Two-stage least squares

Problem

The IV estimator and the generalized IV estimator can be computed using OLS twice.

  • First, we run a regression with \(X\) as our dependent variable and \(Z\) as explanatory variables using OLS. Even though \(X\) is \(n×k\) , the OLS formula still apply and is given by \({\left( Z'Z \right)}^{-1}Z'X\) .
  • Next, we get the fitted values from this regression. Fitted values are in general notation “ \(Xb\) ” where now \(Z\) are the explanatory variables and \(b\) is \({\left( Z'Z \right)}^{-1}Z'X\) . The fitted values are therefore \(Z{\left( Z'Z \right)}^{-1}Z'X=P_ZX\) .
  • In our second regression we run a regression explaining \(y\) using the fitted values from the first regression using OLS. That is, our “X”-matrix in the second regression is \(P_ZX\) . Show that the OLS estimator from this second regression is the same as the \(b_{GIV}\) ,

\[b_{GIV}={\left( X'P_ZX \right)}^{-1}X'P_Zy\]
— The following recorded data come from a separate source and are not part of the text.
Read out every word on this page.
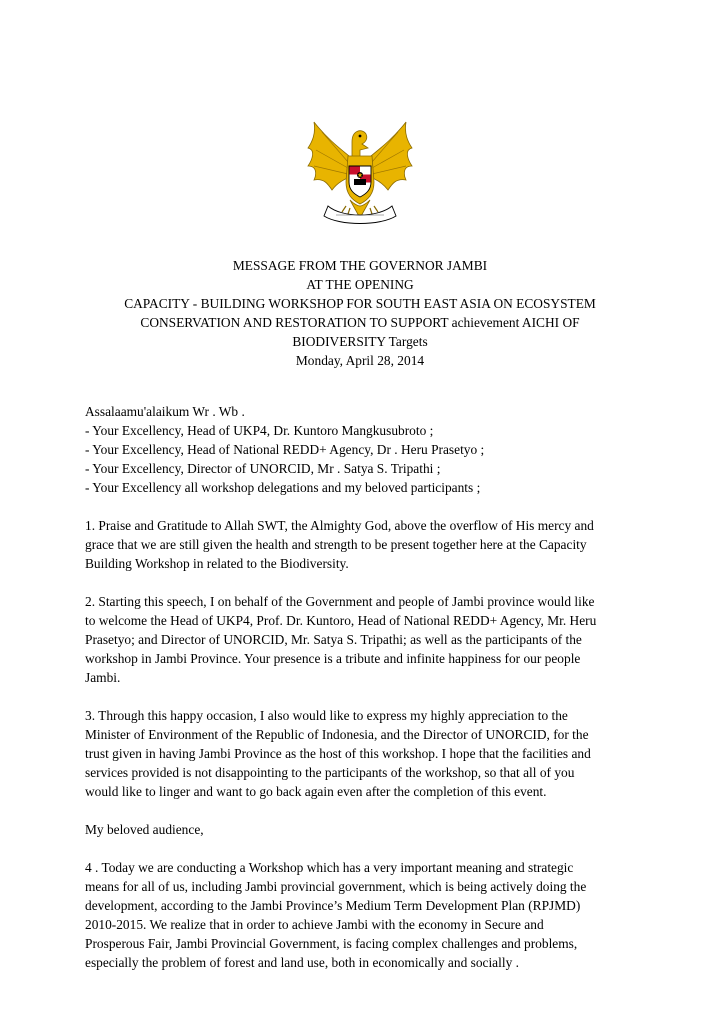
MESSAGE FROM THE GOVERNOR JAMBI
AT THE OPENING
CAPACITY - BUILDING WORKSHOP FOR SOUTH EAST ASIA ON ECOSYSTEM
CONSERVATION AND RESTORATION TO SUPPORT achievement AICHI OF
BIODIVERSITY Targets
Monday, April 28, 2014

Assalaamu'alaikum Wr . Wb .
- Your Excellency, Head of UKP4, Dr. Kuntoro Mangkusubroto ;
- Your Excellency, Head of National REDD+ Agency, Dr . Heru Prasetyo ;
- Your Excellency, Director of UNORCID, Mr . Satya S. Tripathi ;
- Your Excellency all workshop delegations and my beloved participants ;

1. Praise and Gratitude to Allah SWT, the Almighty God, above the overflow of His mercy and
grace that we are still given the health and strength to be present together here at the Capacity
Building Workshop in related to the Biodiversity.

2. Starting this speech, I on behalf of the Government and people of Jambi province would like
to welcome the Head of UKP4, Prof. Dr. Kuntoro, Head of National REDD+ Agency, Mr. Heru
Prasetyo; and Director of UNORCID, Mr. Satya S. Tripathi; as well as the participants of the
workshop in Jambi Province. Your presence is a tribute and infinite happiness for our people
Jambi.

3. Through this happy occasion, I also would like to express my highly appreciation to the
Minister of Environment of the Republic of Indonesia, and the Director of UNORCID, for the
trust given in having Jambi Province as the host of this workshop. I hope that the facilities and
services provided is not disappointing to the participants of the workshop, so that all of you
would like to linger and want to go back again even after the completion of this event.

My beloved audience,

4 . Today we are conducting a Workshop which has a very important meaning and strategic
means for all of us, including Jambi provincial government, which is being actively doing the
development, according to the Jambi Province’s Medium Term Development Plan (RPJMD)
2010-2015. We realize that in order to achieve Jambi with the economy in Secure and
Prosperous Fair, Jambi Provincial Government, is facing complex challenges and problems,
especially the problem of forest and land use, both in economically and socially .
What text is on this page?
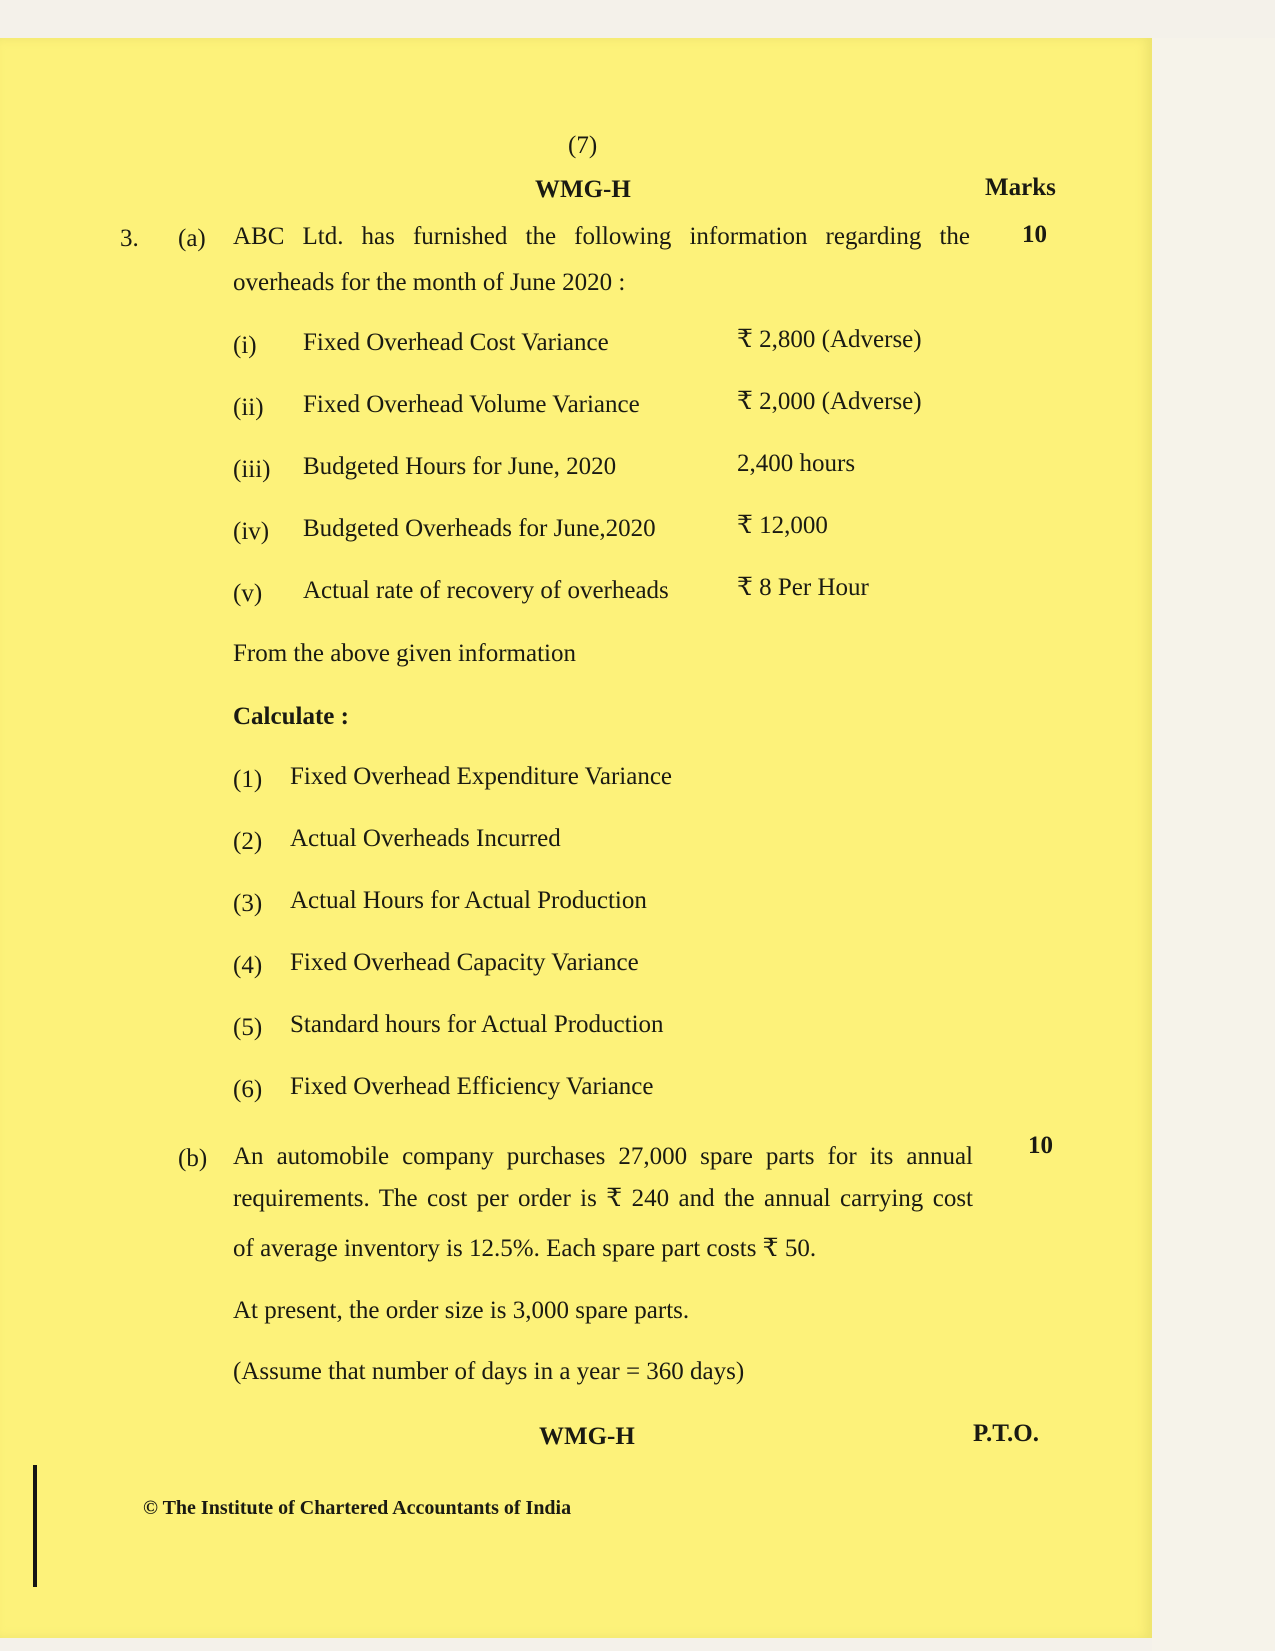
(7)
WMG-H	Marks
3. (a) ABC Ltd. has furnished the following information regarding the 10
overheads for the month of June 2020 :
(i) Fixed Overhead Cost Variance	₹ 2,800 (Adverse)
(ii) Fixed Overhead Volume Variance	₹ 2,000 (Adverse)
(iii) Budgeted Hours for June, 2020	2,400 hours
(iv) Budgeted Overheads for June,2020	₹ 12,000
(v) Actual rate of recovery of overheads	₹ 8 Per Hour
From the above given information
Calculate :
(1) Fixed Overhead Expenditure Variance
(2) Actual Overheads Incurred
(3) Actual Hours for Actual Production
(4) Fixed Overhead Capacity Variance
(5) Standard hours for Actual Production
(6) Fixed Overhead Efficiency Variance
(b)	10
An automobile company purchases 27,000 spare parts for its annual
requirements. The cost per order is ₹ 240 and the annual carrying cost
of average inventory is 12.5%. Each spare part costs ₹ 50.
At present, the order size is 3,000 spare parts.
(Assume that number of days in a year = 360 days)
WMG-H	P.T.O.
© The Institute of Chartered Accountants of India
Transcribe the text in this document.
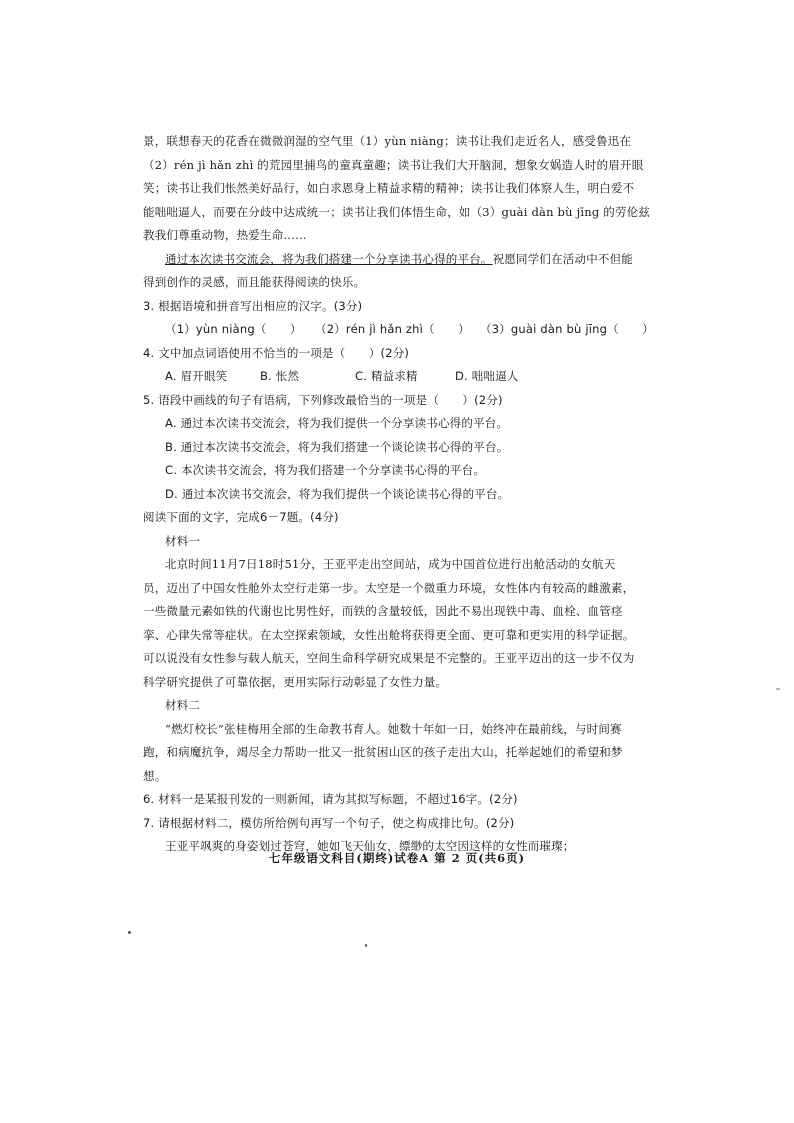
景，联想春天的花香在微微润湿的空气里（1）yùn niàng；读书让我们走近名人，感受鲁迅在
（2）rén jì hǎn zhì 的荒园里捕鸟的童真童趣；读书让我们大开脑洞，想象女娲造人时的眉开眼
笑；读书让我们怅然美好品行，如白求恩身上精益求精的精神；读书让我们体察人生，明白爱不
能咄咄逼人，而要在分歧中达成统一；读书让我们体悟生命，如（3）guài dàn bù jīng 的劳伦兹
教我们尊重动物，热爱生命……
通过本次读书交流会，将为我们搭建一个分享读书心得的平台。祝愿同学们在活动中不但能
得到创作的灵感，而且能获得阅读的快乐。
3. 根据语境和拼音写出相应的汉字。(3分)
（1）yùn niàng（　　）	（2）rén jì hǎn zhì（　　） （3）guài dàn bù jīng（　　）
4. 文中加点词语使用不恰当的一项是（　　）(2分)
A. 眉开眼笑	B. 怅然	C. 精益求精	D. 咄咄逼人
5. 语段中画线的句子有语病，下列修改最恰当的一项是（　　）(2分)
A. 通过本次读书交流会，将为我们提供一个分享读书心得的平台。
B. 通过本次读书交流会，将为我们搭建一个谈论读书心得的平台。
C. 本次读书交流会，将为我们搭建一个分享读书心得的平台。
D. 通过本次读书交流会，将为我们提供一个谈论读书心得的平台。
阅读下面的文字，完成6－7题。(4分)
材料一
北京时间11月7日18时51分，王亚平走出空间站，成为中国首位进行出舱活动的女航天
员，迈出了中国女性舱外太空行走第一步。太空是一个微重力环境，女性体内有较高的雌激素，
一些微量元素如铁的代谢也比男性好，而铁的含量较低，因此不易出现铁中毒、血栓、血管痉
挛、心律失常等症状。在太空探索领域，女性出舱将获得更全面、更可靠和更实用的科学证据。
可以说没有女性参与载人航天，空间生命科学研究成果是不完整的。王亚平迈出的这一步不仅为
科学研究提供了可靠依据，更用实际行动彰显了女性力量。
材料二
“燃灯校长”张桂梅用全部的生命教书育人。她数十年如一日，始终冲在最前线，与时间赛
跑，和病魔抗争，竭尽全力帮助一批又一批贫困山区的孩子走出大山，托举起她们的希望和梦
想。
6. 材料一是某报刊发的一则新闻，请为其拟写标题，不超过16字。(2分)
7. 请根据材料二，模仿所给例句再写一个句子，使之构成排比句。(2分)
王亚平飒爽的身姿划过苍穹，她如飞天仙女，缥缈的太空因这样的女性而璀璨；
七年级语文科目(期终)试卷A 第 2 页(共6页)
  • where \(P_Z=Z{\left( Z'Z \right)}^{-1}Z'\) .

Note: For this reason, the generalized IV estimator is also called the two stage least squares estimator, or the 2SLS estimator.

Solution

The OLS formula is in standard notation \({\left( X'X \right)}^{-1}X'y\) . However, our “ \(X\) ” is \(P_ZX\) in the second regression. Our “ \(X'\) ” is therefore \(X'P'_Z\) and our “ \(X'X\) ” is \(X'P'_ZP_ZX\) . Now, \(P'_Z=P_Z\) and

\[P_ZP_Z=Z{\left( Z'Z \right)}^{-1}Z'Z{\left( Z'Z \right)}^{-1}Z'=P_Z\]

since \(Z'Z{\left( Z'Z \right)}^{-1}=I\) . Therefore, our “ \(X'X\) ” is \(X'P_ZX\) . Our “ \(X'y\) ” becomes \(X'P'_Zy=X'P_Zy\) . Putting this together, the second step OLS estimator is \({\left( X'P_ZX \right)}^{-1}X'P_Zy=b_{GIV}\) .